Journalists should be worried about DSA exceptionalism
The extraordinary assurance that no journalist will be arrested immediately under the Digital Security Act (DSA) without a summon seems to be an attractive solution to the concerns and fears created by its random abuse to suppress critical voices in the media. Law Minister Anisul Huq recently gave this assurance to the members of Overseas Correspondents Association of Bangladesh (OCAB), when he said that journalists would be getting an opportunity to seek bail in court. In a significant shift in the government's position on this controversial law, he also acknowledged that there were incidents of misuse and abuse of the DSA. Though his sublime remarks made an eye-catching headline, the legal and moral questions of such exceptionalism should not be ignored.
It should be noted that this controversial law was passed in a hurry, just before the 2018 elections, brushing aside the concerns of journalists and human rights activists. Those apprehensions of widespread abuse of the DSA have now been proven correct. The international community—especially Western democracies and various organisations working on democracy, human rights and the rule of law—have also expressed their concerns about the DSA publicly and in private conversations. One may wonder whether the statement made to the representatives of foreign media was an attempt to allay some of the concerns of friends abroad.
Sadly, his assurances are even more troubling, because none of his words can be found in the law. Therefore, in order to afford this extraordinary exemption to a journalist, the officials and employees of the republic have to sidestep the letter and spirit of the law. This they are not expected to do; rather they should dutifully resist. Such verbal assurances, therefore, have no legal value whatsoever. Besides, who can forget the assurances given by three ministers to the Editors' Council regarding this law that were forgotten for political convenience?
This issue became even clearer when the law minister responded to a question about why there wasn't any office order issued in this regard. He responded, "We cannot give such instructions to the judiciary from the executive branch." But he added that he had been informed that internally every police station had been advised accordingly. Referring to his discussions with Home Minister Asaduzzaman Khan, the law minister said, "We have both decided that if a case is filed against a journalist under the Digital Security Act, the court will not immediately proceed with the case. We have decided that the case will be referred to a special cell formed under a different law immediately. If it is decided upon the investigation of that cell that there are ingredients of the crime that has been complained about under the Digital Security Act, only then the case will be accepted."
This part of his remarks suggests that the law is subject to the will of the ministers. Whatever has been written in the law, the ministers can make exceptions if they wish to. Doesn't it raise a serious question about the rule of law in Bangladesh? The promised exception for journalists means following two different policies in law enforcement, which is not only unconstitutional, but a gross contravention of the fundamental principle of the law that everyone should be treated equally.
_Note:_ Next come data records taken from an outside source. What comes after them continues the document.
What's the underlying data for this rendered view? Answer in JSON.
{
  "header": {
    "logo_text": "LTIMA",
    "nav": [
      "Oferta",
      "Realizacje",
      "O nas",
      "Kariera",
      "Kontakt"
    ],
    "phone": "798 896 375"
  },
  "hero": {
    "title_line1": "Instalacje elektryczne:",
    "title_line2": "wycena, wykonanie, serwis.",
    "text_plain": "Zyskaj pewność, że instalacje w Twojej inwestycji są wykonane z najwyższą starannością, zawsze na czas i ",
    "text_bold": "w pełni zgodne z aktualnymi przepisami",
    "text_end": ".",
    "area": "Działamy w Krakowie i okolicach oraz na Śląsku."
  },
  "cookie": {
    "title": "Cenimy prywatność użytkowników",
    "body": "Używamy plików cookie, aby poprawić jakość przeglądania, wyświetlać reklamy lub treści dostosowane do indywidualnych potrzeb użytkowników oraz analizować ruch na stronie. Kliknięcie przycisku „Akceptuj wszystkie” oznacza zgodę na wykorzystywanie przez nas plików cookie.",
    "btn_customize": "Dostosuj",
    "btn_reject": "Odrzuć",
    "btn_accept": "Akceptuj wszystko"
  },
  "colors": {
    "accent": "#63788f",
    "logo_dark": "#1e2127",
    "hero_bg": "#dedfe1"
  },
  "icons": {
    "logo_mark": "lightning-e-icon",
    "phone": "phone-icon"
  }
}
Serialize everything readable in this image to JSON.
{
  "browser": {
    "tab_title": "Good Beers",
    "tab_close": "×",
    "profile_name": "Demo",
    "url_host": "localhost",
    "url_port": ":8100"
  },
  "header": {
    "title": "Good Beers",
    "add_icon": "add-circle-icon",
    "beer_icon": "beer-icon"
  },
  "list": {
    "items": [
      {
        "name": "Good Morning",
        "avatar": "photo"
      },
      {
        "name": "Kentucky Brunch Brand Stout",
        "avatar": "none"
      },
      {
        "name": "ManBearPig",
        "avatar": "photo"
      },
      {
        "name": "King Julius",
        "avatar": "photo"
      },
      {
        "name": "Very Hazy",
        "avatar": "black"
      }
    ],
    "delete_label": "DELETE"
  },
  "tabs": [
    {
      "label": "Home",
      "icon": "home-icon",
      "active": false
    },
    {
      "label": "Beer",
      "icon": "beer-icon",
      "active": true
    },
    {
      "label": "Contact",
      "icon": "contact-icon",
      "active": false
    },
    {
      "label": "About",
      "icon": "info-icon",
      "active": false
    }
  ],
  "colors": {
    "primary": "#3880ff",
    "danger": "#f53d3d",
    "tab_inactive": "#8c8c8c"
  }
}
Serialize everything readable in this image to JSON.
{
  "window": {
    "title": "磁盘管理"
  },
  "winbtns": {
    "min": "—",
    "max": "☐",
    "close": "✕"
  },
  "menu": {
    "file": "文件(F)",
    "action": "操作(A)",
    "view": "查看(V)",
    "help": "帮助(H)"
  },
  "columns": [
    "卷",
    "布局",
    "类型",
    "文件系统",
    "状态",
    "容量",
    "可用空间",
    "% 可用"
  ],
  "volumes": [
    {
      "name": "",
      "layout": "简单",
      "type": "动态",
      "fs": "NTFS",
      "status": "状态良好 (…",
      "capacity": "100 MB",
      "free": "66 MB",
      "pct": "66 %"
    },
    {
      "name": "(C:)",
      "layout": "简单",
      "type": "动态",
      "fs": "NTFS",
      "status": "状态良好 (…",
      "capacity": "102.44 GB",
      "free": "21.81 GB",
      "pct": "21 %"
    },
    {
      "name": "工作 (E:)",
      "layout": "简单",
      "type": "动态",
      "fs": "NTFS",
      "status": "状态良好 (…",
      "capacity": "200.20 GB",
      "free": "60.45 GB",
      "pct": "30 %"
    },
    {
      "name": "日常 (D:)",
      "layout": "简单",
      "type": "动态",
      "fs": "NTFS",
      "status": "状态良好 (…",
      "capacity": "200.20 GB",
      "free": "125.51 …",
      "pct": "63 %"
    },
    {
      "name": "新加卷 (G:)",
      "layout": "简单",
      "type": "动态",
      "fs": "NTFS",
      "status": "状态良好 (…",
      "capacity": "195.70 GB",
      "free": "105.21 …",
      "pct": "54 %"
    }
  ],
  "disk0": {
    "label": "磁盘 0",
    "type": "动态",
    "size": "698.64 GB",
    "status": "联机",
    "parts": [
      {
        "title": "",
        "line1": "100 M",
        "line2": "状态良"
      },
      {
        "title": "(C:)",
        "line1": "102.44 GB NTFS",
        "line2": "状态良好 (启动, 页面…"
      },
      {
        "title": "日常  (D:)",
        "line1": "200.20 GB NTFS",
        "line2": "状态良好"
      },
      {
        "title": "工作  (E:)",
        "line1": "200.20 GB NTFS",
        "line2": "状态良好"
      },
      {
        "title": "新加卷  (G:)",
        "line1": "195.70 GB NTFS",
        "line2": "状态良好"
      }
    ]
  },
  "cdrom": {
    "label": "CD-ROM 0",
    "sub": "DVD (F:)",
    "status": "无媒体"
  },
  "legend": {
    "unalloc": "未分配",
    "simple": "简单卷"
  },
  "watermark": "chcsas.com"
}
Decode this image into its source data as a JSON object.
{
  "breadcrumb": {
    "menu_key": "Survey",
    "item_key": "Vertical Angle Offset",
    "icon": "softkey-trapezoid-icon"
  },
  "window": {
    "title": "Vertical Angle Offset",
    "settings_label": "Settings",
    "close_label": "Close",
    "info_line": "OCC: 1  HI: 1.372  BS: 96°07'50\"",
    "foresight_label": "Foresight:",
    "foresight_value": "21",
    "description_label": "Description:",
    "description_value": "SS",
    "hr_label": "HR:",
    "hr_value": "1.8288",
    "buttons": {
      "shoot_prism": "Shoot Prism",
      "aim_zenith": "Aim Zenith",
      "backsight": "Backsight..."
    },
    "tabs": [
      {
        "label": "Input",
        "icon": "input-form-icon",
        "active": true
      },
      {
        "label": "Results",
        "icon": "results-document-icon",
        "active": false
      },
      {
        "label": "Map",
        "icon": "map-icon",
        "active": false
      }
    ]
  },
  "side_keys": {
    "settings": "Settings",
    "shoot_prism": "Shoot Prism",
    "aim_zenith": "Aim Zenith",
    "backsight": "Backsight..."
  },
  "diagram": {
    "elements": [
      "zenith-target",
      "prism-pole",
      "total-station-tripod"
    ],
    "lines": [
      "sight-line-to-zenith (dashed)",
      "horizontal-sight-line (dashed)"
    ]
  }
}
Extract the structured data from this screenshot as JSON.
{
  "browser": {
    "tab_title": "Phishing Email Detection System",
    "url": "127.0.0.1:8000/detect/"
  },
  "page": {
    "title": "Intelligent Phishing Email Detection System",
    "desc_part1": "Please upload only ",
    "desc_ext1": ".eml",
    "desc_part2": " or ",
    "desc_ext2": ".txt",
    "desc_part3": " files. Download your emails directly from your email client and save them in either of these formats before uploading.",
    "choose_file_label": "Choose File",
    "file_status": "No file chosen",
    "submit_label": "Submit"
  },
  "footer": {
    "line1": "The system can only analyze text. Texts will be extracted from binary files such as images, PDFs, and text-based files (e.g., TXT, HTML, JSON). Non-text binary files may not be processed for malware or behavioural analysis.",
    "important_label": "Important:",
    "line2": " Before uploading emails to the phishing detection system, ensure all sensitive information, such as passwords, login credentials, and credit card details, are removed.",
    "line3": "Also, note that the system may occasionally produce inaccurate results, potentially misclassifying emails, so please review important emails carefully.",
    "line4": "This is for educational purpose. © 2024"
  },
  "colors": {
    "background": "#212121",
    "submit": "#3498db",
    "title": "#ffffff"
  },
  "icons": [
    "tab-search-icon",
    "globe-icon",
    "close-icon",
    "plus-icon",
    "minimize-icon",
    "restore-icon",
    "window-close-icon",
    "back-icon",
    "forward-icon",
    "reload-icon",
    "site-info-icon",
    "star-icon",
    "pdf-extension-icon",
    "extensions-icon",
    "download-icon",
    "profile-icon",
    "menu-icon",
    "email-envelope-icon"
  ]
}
No wonder that the Transparency International Bangladesh (TIB) has called for making it a common rule for everyone.
As a journalist, some of us may find it convenient and too tempting to welcome this move. But a little warning for them is that these exceptions are entirely dependent on the goodwill or wishes of the government, and the price may warrant some compromise against our professional ethics. We can recall that Ruhul Amin Gazi, a leader of an anti-government journalists' union, is still in jail under the DSA after repeated denial of bail by a number of courts.
According to newly released figures from ARTICLE 19, an organisation that advocates freedom of expression, at least 15 journalists have been prosecuted and jailed under the law in 2021. Between January and November last year, lawsuits were filed under the DSA against at least 225 people, including 68 journalists. Journalists don't need special favours as an individual or working for some privileged media houses. What is needed, instead, is to ensure the protection of professional rights of journalists under any law. The misuse of DSA did not only affect journalists, but also a number of university teachers, authors, singers, and intellectuals. Author Mushtaq Ahmed died in custody under this law. This law has become a preferred tool of political harassment, intimidation and suppressing dissent.
As the law minister has admitted that there has been some misuse and misapplication of the DSA, we need fresh thinking and a new approach. Laws are meant to curb crime, not abuse anyone. Since DSA's abuse has already been proven in a number of cases, the only solution is to repeal it. The government's decision to seek expertise from the UN Human Rights Commission in reviewing the DSA should be expanded to replace the existing repressive law with a new one that promotes freedom of expression and protects citizens' privacy, and not persecute anyone for freethinking, dissent and criticism.